Бутыль была грязна, и в тусклом свете невозможно было разглядеть уровень жидкости. По этому поводу среди солдат царило большое волнение.

– Не хватит. Вот увидишь, не хватит.

– Нет, нынче, я слышал, много запасено.

– Пускай они отдадут мне долг за прошлые разы.

– Слышь, Назаркин, отдашь?

– Может, тебе, – сказал каптенармус, не поднимая лица, чистого, с подкрученными маленькими усиками, – может, тебе шампанским отдать?

В толпе засмеялись.

– Нет, каптер, – сказал Тихон ласково, – ты так не говори, водки должно хватить, она отпущена по ведомости.

Но каптенармус последний раз нагнул бутыль и крикнул:

– Баста! Вся. Расходись, ребята!

– Ну вот… – сказал кто-то и вздохнул.

– Опрокинь бутыль! – крикнули в толпе. Назаркин пожал плечами.

– Ей-богу, какой народ подозрительный…

Он опрокинул бутыль вниз горлом да еще встряхнул ее. Она была пуста.

– Постой! Погоди! – крикнул Тихон.

Он выхватил бутыль из рук каптенармуса и внимательно осмотрел ее со стороны дна. Даже пальцем ощупал.

– Ага, – сказал он удовлетворенно, словно нашел то, что искал.

Солдаты окружили Тихона.

– А что ты там видишь, земляк?

– А вот что.

Тиша показал: посреди дна была вырезана аккуратная дырочка.

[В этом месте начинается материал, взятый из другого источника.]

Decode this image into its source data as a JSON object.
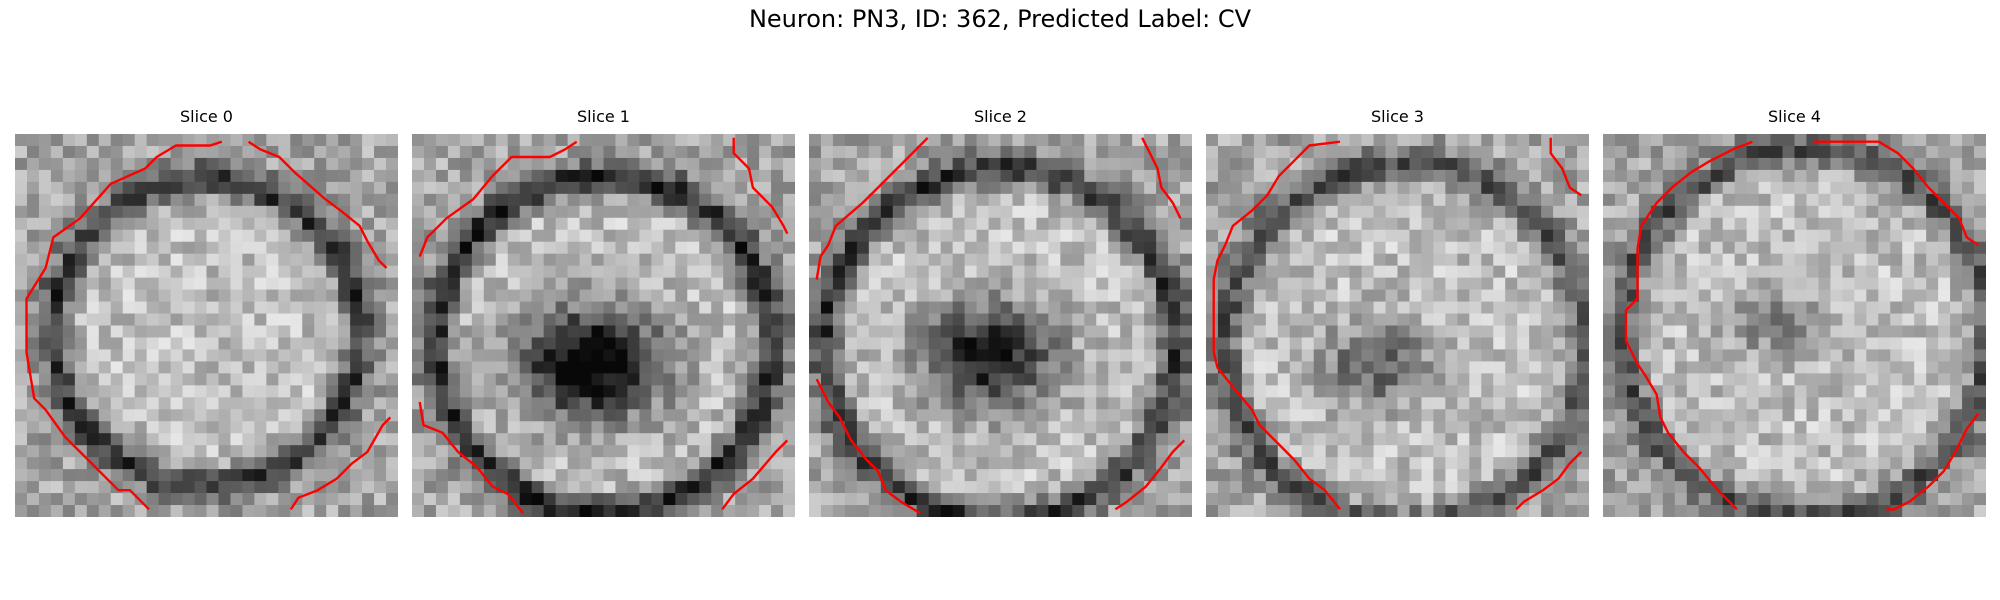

Солдаты удивленно молчали.

– А теперь гляньте сюда.

В ящике, на котором стояла бутыль, тоже была дырочка.

Тиша приподнял ящик. Под ним оказался бидон, полный водкой. Она натекала сюда через оба эти отверстия.

– Вот она где, – сказал кто-то с бесконечным удивлением.

Все молчали, пораженные. Назаркин испуганно озирался.

– Видали? – сказал Тиша своим ласковым голосом. – Видали, братцы, как мужиков облапошивают?

Тут всех прорвало. Солдаты закричали враз, перебивая друг друга и напирая на каптенармуса:

– К командиру его!

– Зачем к командиру? Сами решим.

– Он небось с командиром в доле.

– Одна шайка!

– Последнее отымают, водку.

– Они эту водку немцам продают.

– Продают нас, братцы!

В задних рядах бушевал Мишутка. Он никак не мог пробраться вперед.

– Пусти меня, – кричал он, – я его прикладом!

– Ишь ты, умный какой – пусти его. Я сам его прикладом.

Назаркин упал на колени. Он прикрыл свое чистое лицо руками, защищая его от ударов.

Поднявшись на носки, Мишутка вопил сзади:

– Сапогами его, сапогами, ворюгу!

И вдруг бабье лицо его сморщилось, он заплакал.

– Чего ты ревешь, дура? – изумился кто-то.

– Обидно, – сказал Мишутка, нисколько не стыдясь своих слез и размазывая их по щекам грязной варежкой. – Помирать идем, а тебя свои же грабят.